The Sutherland Shire Council has release three shortlisted schemes for the $21.8 million refurbishment of the Sutherland Entertainment Centre in Sydney’s south, after seeking expressions of interest from designers in November 2018.
The project intends to modernize the 40-year-old facility with a reworked theatre, a new foyer, enhanced accessibility as well as a refreshed forecourt and backstage facilities.
Proposals from Cox Architecture, FJMT, and Chrofi and NBRS Architecture have been shortlisted by the council.
Chrofi and NBRS Architecture have proposed a foyer addition that would act as both a “verandah” to the existing building as well as a “pergola” in the landscape. “This relationship can be one where the entertainment and what goes on within begins to feel like it is much more a part of the park, and [simultaneously] the park should also feel that it is an extension of the building,” said Andrew Lamond, senior associate of Chrofi.
Andrew Tripet, principal of NBRS Architecture added, “The entertainment centre will have a new, active, versatile foyer space with the capacity in its own right to be the venue for a variety of public occasions. At times, it would be the place for audiences to gather before, during and after performances. At others [times], it would be itself the venue for smaller informal shoes, large banquets, exhibitions or speaker tours.”
Cox Architecture’s proposal centres around an existing gum tree on the site, which will become a “meeting tree” and a focal point of the complex. An awning will guide visitors to the meeting tree and a series of landscaped terraces will provide gathering spaces. A triple height foyer space will be inserted internally to connect all levels. A cafe on the ground floor will spill out into the foyer and the adjoining Peace Park.

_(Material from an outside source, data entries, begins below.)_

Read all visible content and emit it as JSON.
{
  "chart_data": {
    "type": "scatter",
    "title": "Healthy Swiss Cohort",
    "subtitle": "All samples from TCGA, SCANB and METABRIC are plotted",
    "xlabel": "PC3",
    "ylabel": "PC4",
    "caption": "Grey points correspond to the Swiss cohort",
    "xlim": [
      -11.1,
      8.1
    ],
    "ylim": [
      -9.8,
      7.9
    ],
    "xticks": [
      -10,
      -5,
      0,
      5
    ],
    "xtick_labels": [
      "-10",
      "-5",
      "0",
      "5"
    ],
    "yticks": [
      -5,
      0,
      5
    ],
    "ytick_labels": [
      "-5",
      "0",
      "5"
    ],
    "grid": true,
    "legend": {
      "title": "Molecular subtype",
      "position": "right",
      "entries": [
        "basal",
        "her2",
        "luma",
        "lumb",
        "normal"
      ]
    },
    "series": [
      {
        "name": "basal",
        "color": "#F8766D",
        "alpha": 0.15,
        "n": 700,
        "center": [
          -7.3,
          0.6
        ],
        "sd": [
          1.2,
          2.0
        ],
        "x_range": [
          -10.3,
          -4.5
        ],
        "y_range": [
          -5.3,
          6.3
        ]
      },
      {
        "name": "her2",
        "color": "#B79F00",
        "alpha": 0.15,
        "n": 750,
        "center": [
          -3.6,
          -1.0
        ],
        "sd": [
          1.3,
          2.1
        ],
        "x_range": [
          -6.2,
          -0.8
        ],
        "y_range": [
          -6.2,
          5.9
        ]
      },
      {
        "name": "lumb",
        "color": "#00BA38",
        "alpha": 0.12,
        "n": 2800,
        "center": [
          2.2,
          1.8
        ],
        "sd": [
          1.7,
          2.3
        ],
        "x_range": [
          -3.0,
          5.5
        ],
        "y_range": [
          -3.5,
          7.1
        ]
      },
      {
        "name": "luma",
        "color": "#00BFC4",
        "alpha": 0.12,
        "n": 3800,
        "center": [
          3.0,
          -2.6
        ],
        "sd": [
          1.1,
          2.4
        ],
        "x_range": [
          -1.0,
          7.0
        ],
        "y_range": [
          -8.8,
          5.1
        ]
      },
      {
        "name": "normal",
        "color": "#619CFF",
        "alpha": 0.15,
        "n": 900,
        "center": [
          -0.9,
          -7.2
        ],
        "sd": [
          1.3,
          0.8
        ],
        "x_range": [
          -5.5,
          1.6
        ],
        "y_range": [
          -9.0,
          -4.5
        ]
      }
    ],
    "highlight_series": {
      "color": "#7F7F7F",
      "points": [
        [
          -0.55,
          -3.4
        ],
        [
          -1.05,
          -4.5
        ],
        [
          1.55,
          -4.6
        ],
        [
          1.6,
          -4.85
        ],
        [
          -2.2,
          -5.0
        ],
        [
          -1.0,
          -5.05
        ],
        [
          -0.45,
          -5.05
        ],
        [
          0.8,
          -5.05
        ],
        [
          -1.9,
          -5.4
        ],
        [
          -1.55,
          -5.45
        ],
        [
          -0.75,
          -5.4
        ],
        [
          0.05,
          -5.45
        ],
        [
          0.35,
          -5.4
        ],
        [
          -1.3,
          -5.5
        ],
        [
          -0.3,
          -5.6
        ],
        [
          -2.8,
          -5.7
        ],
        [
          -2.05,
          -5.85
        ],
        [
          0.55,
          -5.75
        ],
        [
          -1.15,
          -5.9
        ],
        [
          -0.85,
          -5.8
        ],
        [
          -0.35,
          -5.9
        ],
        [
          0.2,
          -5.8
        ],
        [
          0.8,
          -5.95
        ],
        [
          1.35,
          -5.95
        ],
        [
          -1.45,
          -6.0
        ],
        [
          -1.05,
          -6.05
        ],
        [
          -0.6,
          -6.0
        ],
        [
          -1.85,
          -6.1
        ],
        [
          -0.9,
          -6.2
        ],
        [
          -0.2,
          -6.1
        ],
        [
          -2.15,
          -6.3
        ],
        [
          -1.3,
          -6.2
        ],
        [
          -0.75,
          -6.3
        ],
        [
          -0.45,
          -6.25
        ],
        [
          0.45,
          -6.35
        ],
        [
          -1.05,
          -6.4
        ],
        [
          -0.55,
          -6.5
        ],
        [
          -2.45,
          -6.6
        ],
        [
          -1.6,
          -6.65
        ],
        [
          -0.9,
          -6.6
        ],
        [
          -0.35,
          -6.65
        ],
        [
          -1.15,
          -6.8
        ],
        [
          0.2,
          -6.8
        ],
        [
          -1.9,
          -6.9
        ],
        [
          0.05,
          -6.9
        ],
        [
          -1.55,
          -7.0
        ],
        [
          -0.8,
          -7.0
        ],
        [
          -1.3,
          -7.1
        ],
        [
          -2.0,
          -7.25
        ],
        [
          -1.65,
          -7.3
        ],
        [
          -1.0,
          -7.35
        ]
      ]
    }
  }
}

“The material palette reveal the textural richness of the shire’s unique landscapes and celebrate place. Textures and colour have been selected to reflect the shire’s natural beauty and in particular the welcome tree. The interior palette is accented with playful yet robust finishes, capable of dealing with the wear and tear of public life,” said the design team.
FJMT envisions enhancing the existing qualities of the original 1960s building through its connection to nature. “What we want to do in a very modern way is to create an organic, sophisticated and close connection to nature through the architecture,” said design director Richard Francis Jones. “The theatrical nature this project, the sense of performance, of event and celebration – we want these buildings to sparkle to reflect the performance and the events that happen within them.”
Landscape architect Phoebe Pape said, “By simplifying and restructuring the landscape to flow seamlessly, creating a series of interconnected outdoor rooms, the landscape will create a significant and vibrant precinct that is inviting and engaging ensuring the newly established entertainment centre sites comfortably within the precinct.”
The proposals are on exhibition for public comment until 3 April 2019.